The Effects of Exercise on Anxiety In College Students Who Are Regularly Active

Guzman Lecture Hall Poster #8

The nature of the research problem is to examine the relationship between exercise and anxiety. Broman-Faulks and Storey (2008) investigated the effectiveness of a brief aerobic exercise intervention for thirty-five undergraduate students exhibiting high anxiety. The results showed that exercise lead to lower anxiety scores while the control group stayed the same. Steptoe and Cox (1988) researched the effects of exercise on mood on thirty-two participants who carried out 8-minute trials of high-intensity exercise coupled with 8-minute trials of low-intensity exercise. The results showed that lower intensity exercise had the greatest benefit on anxiety levels. These previous studies support the claim that engaging in physical activity is associated with positive changes in mood states and mental functioning. The purpose of the current study is to provide more insight into how this relates in a sample study of already active college students. The majority of pertinent research conducted thus far is based on exercise regimens that are introduced as a departure from the participants' normal behavior. This project will be set apart from what already has been done by evaluating mood and anxiety levels in students aged 18 and over who are already consistently physically active versus a control group of students who exercise infrequently or not at all. The intentions of this study are to confirm the positive effects of exercise on anxiety.
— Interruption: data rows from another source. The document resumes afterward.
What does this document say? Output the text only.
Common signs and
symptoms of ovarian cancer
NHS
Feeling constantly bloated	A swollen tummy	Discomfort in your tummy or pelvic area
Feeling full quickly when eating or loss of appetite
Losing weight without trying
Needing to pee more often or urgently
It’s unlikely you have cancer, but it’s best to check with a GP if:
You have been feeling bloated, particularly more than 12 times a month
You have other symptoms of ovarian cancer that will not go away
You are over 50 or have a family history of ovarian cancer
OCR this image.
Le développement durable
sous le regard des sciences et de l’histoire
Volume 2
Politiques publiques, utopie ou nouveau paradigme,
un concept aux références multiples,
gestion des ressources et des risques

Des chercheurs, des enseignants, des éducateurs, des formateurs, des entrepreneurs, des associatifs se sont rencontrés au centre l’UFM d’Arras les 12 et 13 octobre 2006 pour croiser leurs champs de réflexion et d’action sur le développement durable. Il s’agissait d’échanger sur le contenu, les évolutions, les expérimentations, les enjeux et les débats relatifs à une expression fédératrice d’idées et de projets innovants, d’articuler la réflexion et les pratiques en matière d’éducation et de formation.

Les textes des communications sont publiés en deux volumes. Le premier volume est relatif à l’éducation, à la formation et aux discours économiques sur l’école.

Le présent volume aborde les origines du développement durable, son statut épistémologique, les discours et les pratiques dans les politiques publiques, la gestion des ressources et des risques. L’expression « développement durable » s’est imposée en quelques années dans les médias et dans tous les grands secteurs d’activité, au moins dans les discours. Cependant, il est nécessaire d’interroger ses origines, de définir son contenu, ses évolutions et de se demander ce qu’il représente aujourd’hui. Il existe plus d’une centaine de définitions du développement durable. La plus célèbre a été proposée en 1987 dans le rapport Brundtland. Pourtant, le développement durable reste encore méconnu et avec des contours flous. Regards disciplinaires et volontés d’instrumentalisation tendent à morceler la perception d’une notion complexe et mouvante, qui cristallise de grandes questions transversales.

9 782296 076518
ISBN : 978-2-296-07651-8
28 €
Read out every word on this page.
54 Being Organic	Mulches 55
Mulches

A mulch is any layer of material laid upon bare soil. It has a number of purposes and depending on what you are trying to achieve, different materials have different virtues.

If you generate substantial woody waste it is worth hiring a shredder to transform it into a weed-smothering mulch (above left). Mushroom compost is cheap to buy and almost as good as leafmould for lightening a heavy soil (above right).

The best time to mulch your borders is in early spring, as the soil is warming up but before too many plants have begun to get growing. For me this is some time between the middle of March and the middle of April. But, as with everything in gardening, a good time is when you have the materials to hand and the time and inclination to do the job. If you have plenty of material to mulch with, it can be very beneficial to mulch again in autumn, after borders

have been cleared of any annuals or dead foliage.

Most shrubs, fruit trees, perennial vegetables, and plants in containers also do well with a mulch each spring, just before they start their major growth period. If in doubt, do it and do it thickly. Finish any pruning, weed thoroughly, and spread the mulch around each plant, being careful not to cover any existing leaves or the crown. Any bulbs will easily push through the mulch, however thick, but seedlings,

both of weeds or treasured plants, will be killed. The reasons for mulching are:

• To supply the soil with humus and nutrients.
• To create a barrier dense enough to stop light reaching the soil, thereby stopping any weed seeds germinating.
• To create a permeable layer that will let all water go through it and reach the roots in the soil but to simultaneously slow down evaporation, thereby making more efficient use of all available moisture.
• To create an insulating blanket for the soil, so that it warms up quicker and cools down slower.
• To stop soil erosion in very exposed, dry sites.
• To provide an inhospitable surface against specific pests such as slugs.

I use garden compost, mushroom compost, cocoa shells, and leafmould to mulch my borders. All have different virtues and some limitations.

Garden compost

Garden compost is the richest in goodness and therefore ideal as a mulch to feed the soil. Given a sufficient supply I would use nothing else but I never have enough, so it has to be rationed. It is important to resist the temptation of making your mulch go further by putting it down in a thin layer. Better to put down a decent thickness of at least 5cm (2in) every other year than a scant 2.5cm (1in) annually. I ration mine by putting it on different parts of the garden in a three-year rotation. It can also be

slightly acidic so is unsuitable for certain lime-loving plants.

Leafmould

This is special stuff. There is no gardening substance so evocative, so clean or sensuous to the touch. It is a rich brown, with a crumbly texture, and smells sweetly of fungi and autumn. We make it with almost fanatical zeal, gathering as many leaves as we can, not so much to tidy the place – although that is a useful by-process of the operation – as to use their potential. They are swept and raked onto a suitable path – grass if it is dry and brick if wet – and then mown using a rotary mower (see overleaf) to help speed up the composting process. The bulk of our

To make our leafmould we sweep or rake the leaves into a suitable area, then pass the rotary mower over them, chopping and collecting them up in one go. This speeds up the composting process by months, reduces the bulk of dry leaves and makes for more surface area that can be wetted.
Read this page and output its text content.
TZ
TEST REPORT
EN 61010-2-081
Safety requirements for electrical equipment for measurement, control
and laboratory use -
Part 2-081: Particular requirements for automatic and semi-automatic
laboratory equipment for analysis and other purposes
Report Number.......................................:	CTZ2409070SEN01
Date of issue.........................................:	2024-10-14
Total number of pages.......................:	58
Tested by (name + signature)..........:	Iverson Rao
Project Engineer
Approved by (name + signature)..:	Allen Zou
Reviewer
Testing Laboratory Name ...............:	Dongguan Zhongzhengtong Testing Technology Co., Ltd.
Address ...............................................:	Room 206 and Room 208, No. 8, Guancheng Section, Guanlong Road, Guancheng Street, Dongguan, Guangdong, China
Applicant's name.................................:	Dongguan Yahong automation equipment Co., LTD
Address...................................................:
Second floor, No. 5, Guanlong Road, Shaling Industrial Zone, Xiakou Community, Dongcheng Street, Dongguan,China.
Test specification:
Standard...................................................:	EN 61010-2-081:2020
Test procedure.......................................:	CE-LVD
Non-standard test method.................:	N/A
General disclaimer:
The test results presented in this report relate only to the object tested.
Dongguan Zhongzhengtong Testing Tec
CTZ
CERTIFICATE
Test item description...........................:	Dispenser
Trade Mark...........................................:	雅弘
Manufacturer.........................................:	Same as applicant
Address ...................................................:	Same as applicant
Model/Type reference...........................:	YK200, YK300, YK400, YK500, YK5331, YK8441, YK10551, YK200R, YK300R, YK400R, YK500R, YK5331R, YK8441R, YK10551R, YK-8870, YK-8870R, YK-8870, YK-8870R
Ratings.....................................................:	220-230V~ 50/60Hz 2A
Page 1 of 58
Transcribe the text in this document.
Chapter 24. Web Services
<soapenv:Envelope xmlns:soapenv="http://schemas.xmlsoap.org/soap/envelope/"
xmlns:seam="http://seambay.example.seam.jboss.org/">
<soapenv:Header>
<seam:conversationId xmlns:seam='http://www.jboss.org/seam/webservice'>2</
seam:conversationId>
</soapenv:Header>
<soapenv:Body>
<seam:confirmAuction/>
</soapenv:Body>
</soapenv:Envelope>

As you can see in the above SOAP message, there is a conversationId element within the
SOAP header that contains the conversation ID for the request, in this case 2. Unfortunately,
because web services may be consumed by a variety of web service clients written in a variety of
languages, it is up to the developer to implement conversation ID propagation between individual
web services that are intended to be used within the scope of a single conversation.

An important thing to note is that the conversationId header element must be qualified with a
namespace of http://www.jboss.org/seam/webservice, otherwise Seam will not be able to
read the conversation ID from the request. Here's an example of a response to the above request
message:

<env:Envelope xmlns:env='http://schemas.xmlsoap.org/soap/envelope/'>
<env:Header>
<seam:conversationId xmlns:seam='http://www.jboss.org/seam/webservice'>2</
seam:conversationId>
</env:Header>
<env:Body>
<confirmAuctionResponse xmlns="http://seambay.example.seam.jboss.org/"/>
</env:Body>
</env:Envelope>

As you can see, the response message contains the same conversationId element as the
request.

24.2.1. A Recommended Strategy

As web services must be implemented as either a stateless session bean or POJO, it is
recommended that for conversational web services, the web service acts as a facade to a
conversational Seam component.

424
The hypothesis is that students who exercise will exhibit significantly lower levels of anxiety than the control group of students who do not regularly exercise. It is anticipated that about thirty exercisers and thirty non-exercisers (about 75% female) will be recruited from classes at a small liberal arts university in northern California. Both groups of participants will complete a demographic questionnaire reporting the amount of exercise they engage in each week and they will also complete the Inventory of Anxiety Symptoms (Watson et. al, 2007). It is predicted that there will be a negative correlation between hours of exercise and scores of anxiety and negative mood.